The earliest known use of the term is from "Russian Roulette", a short story by Georges Surdez in the January 30, 1937, issue of Collier's Magazine. A Russian sergeant in the French Foreign Legion asks the narrator,

:"'Feldheim . . . did you ever hear of Russian Roulette?' When I said I had not, he told me all about it. When he was with the Russian army in Rumania, around 1917, and things were cracking up, so that their officers felt that they were not only losing prestige, money, family, and country, but were being also dishonored before their colleagues of the Allied armies, some officer would suddenly pull out his revolver, anywhere, at the table, in a cafe, at a gathering of friends, remove a cartridge from the cylinder, spin the cylinder, snap it back in place, put it to his head, and pull the trigger. There were five chances to one that the hammer would set off a live cartridge and blow his brains all over the place. Sometimes it happened, sometimes not."

Whether Tsarist officers actually played Russian roulette is unclear. In a text on the Tsarist officer corps, John Bushnell, a Russian history expert at Northwestern University, cited two near-contemporary memoirs by Russian army veterans, The Duel (1905) by Aleksandr Kuprin and From Double Eagle to Red Flag (1921) by Petr Krasnov. Both books tell of officers' suicidal and outrageous behaviour, but Russian roulette is not mentioned in either text. If the game did originate in real life behavior and not fiction it is unlikely that it started with the Russian military. The standard sidearm issued to Russian officers from 1895 to 1930 was the Nagant M1895 revolver.
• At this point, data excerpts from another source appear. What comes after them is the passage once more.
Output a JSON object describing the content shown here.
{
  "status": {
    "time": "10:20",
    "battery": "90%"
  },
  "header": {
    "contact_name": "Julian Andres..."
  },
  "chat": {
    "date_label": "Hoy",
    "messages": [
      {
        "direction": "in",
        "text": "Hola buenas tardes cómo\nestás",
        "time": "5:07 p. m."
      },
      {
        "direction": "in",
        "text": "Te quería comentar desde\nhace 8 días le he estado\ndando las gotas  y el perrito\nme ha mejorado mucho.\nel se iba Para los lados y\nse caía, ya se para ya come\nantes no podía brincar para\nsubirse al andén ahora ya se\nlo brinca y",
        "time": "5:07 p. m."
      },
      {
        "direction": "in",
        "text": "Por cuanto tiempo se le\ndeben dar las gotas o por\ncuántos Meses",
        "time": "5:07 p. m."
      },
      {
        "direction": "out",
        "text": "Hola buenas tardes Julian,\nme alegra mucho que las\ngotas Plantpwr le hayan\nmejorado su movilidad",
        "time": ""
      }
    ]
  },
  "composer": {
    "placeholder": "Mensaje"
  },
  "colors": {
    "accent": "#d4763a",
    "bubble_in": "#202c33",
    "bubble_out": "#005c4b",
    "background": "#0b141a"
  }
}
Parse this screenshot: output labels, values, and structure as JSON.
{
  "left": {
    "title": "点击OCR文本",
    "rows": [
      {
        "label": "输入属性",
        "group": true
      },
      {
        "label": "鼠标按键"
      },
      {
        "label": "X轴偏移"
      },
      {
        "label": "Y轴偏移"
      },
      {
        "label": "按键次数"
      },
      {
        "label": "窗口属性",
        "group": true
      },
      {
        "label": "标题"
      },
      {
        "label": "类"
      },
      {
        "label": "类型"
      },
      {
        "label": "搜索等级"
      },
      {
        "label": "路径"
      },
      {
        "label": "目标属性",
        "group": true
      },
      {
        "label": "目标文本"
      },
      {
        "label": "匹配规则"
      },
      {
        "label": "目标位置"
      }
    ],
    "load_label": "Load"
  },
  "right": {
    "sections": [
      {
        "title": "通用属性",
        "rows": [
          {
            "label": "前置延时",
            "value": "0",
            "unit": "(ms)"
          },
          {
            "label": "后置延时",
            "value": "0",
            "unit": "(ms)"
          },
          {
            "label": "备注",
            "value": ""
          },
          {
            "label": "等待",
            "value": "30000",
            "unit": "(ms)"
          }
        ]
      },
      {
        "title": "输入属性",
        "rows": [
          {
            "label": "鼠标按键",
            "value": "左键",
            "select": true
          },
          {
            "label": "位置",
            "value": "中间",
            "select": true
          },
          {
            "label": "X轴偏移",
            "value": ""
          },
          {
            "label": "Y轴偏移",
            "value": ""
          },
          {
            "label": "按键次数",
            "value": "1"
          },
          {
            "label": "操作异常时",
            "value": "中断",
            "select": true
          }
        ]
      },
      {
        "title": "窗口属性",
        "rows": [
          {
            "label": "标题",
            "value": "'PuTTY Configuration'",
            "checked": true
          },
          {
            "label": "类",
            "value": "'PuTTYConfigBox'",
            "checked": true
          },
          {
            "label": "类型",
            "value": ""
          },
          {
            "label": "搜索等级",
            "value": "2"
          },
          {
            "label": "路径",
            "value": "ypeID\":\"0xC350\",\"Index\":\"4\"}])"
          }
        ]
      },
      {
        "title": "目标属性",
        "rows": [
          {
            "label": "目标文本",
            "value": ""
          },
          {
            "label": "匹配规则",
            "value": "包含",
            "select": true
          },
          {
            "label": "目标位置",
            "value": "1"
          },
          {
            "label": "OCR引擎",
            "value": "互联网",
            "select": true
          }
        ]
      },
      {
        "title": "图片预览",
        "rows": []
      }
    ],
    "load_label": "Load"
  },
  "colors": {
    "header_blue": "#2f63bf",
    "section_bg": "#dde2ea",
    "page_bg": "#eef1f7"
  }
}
The design of the Nagant makes it impossible to spin the cylinder and randomize the position of the cartridge, making the gun unsuitable for the game.

The only reference to anything like Russian roulette in Russian literature is in a book entitled A Hero of Our Time by Mikhail Lermontov (1840, translated by Vladimir Nabokov in 1958), where a similar act is performed by a Serbian soldier: the dare however is not named as "Russian roulette". Russian officers did play a game called "cuckoo" with a Nagant revolver, whereby one officer would stand on a table or a chair in a dark room. Others would hide and yell "cuckoo" and the man with the gun would fire at the sound.

In the 1978 movie The Deer Hunter, the game is also depicted as being played in Vietnam. According to one website which tries to provide evidence on the matter, Valerie Douglas, whose father's cousin and father were in the Vietnam War, claims that Russian roulette occurred both for gambling and murder. Several teen deaths following the movie's release caused police and the media to blame the film's depiction of Russian roulette, saying that it inspired the youths. There is also an interesting Russian roulette scene in the Japanese film Sonatine, directed by Takeshi Kitano.

A semi-automatic pistol, unlike a revolver, will automatically load and fire a round if it has any rounds remaining. There has been at least one Darwin Award resulting from an attempt to play Russian roulette with such a pistol. This variation is sometimes referred to as "Polish roulette," -- a bigoted play on the stereotype of Polish people being of low intelligence -- though its actual origins are disputed.

Another variation that is known is the practice of having all chambers of a revolver filled but one and is sometimes referred to as Belgian roulette.

"Russian Poker" is a variation of Russian Roulette - the difference being that in Russian Poker, one's opponent places the gun up to the other person and pulls the trigger. This game is played at the climax of the movie Intacto.

Notable Russian roulette incidents

Reality

On December 24, 1954 the American blues musician Johnny Ace shot himself to death in Texas playing Russian roulette in a dressing room before a concert.

John Hinckley, Jr. was known to play Russian Roulette, alone, on two occasions (although neither time he pulled the trigger was the bullet in the firing chamber). Hinckley also took a picture of himself in 1980 pointing a gun at his temple.